Unter den Todesopfern sind nach Angaben der Polizei 21 Männer und zwei Frauen, darunter zehn Mitarbeiter des Stromkonzerns RWE sowie zwei US-Bürger. Sechs Männer und vier Frauen überlebten das Unglück verletzt.

Überlebende

Unter den 31 Menschen an Bord des Zuges waren auch fünf technische Mitarbeiter, darunter drei Zugführer, sowie Besucher aus der Umgebung. Hinzu kommen zwei Arbeiter auf dem Werkstattwagen, die den Zusammenprall überlebten.

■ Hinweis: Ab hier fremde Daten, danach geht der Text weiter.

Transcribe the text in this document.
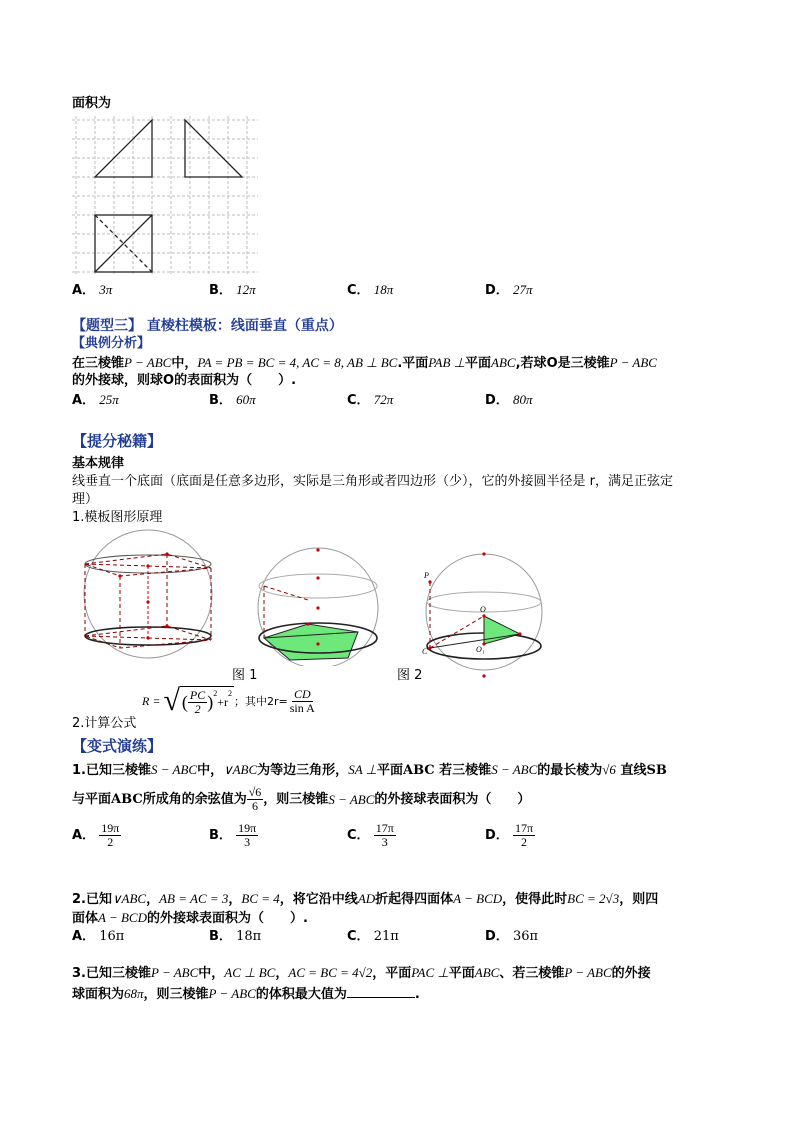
面积为
A． 3π	B． 12π	C． 18π	D． 27π
【题型三】 直棱柱模板：线面垂直（重点）
【典例分析】
在三棱锥P − ABC中，PA = PB = BC = 4, AC = 8, AB ⊥ BC.平面PAB ⊥平面ABC,若球O是三棱锥P − ABC
的外接球，则球O的表面积为（　　）.
A． 25π	B． 60π	C． 72π	D． 80π
【提分秘籍】
基本规律
线垂直一个底面（底面是任意多边形，实际是三角形或者四边形（少），它的外接圆半径是 r，满足正弦定
理）
1.模板图形原理
P
O
C	O₁
图 1	图 2
R = √ ( $\frac{PC}{2} )^2$
+r
$^2$
；其中$2r= \frac{CD}{\text{sin A}}$
2.计算公式
【变式演练】
1.已知三棱锥S − ABC中，∨ABC为等边三角形，SA ⊥平面ABC 若三棱锥S − ABC的最长棱为√6 直线SB
与平面 ABC 所成角的余弦值为 $\frac{√6}{6}$ ，则三棱锥 S − ABC 的外接球表面积为（　　）
A．
$\frac{19\pi}{2}$	B．
$\frac{19\pi}{3}$	C．
$\frac{17\pi}{3}$	D．
$\frac{17\pi}{2}$
2.已知∨ABC，AB = AC = 3，BC = 4，将它沿中线AD折起得四面体A − BCD，使得此时BC = 2√3，则四
面体A − BCD的外接球表面积为（　　）.
A． 16π	B． 18π	C． 21π	D． 36π
3.已知三棱锥P − ABC中，AC ⊥ BC，AC = BC = 4√2，平面PAC ⊥平面ABC、若三棱锥P − ABC的外接
球面积为68π，则三棱锥P − ABC的体积最大值为	.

In Niedersachsen war die Bestürzung über den Unfall gross. Mehrere hundert Menschen in Lathen, wo die Transrapid-Teststrecke steht, und tausende in der gesamten Region gedachten in Gottesdiensten der Toten.

Technik nicht verteufeln

Politiker warnten unterdessen davor, vorereilig über die Zukunft der Transrapid-Technik zu urteilen. Der deutsche Verkehrsminister Wolfgang Tiefensee traf sich zu Gesprächen mit Vertretern des Transrapid-Konsortiums um ThyssenKrupp und Siemens sowie mit dem bayerischen Verkehrsminister Erwin Huber.

In der bayrischen Hauptstadt München ist die erste Magnetschwebebahn Europas geplant. Nach dem Treffen in Berlin bestätigte Tiefensee, dass es beim Unglück Sicherheitslücken gegeben habe. Dennoch wolle man am Projekt in Bayern festhalten.